|
|
Once a parallel program has been successfully compiled it can be run on multi-processor/multi-core computing nodes directly or, in production environment, by means of a batch system. Batch systems keeps track of available system resources and takes care of scheduling jobs of multiple users running their tasks simultaneously. It typically organizes submitted jobs into a three-part priority queue (running, idle, blocked). The batch system is also used to enforce local system resource usage and job scheduling policies.
HPC2N has two clusters which accepts local batch jobs; Akka and Abisko. They run different job schedulers, which you can read about here on these pages.
The batch system on Akka is composed of two parts. Torque: a system resource manager (allocates and enforces limits on nodes, processors, memory, etc.), and Maui: a job scheduler (handles job scheduling policies). The jobs are scheduled according to a set of policy rules and priorities which gives the user access as fairly as possible with respect to allotted resources.
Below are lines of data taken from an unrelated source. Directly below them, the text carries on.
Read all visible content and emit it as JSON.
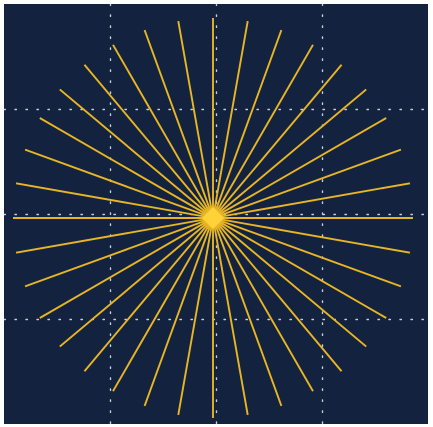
{
  "canvas": {
    "background_color": "#13233f"
  },
  "grid": {
    "style": "dotted",
    "color": "#c9ced6",
    "columns": 4,
    "rows": 4
  },
  "starburst": {
    "ray_count": 36,
    "color": "#e8b524",
    "center_marker": "diamond",
    "center_color": "#ffd23a"
  }
}
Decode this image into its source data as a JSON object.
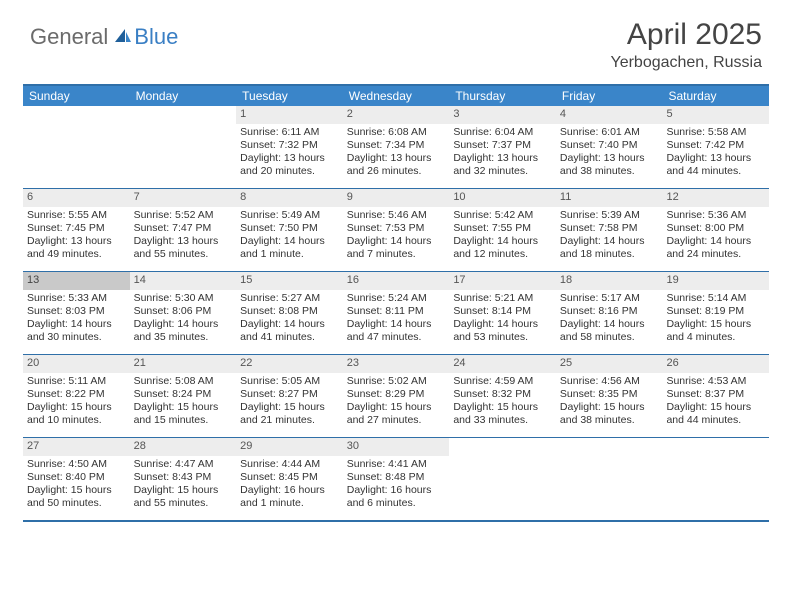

Torque is a variation of PBS.
The new cluster, Abisko, runs SLURM. It is an Open Source job scheduler, which, like Torque/Maui. provides three key functions. First, it allocates to users, exclusive or non-exclusive access to resources for some period of time. Second, it provides a framework for starting, executing, and monitoring work on a set of allocated nodes. Third, it manages a queue of pending jobs, in order to distribute work across resources according to policies.
SLURM is designed to handle thousands of nodes in a single cluster, and can sustain throughput of 120,000 jobs per hour.
|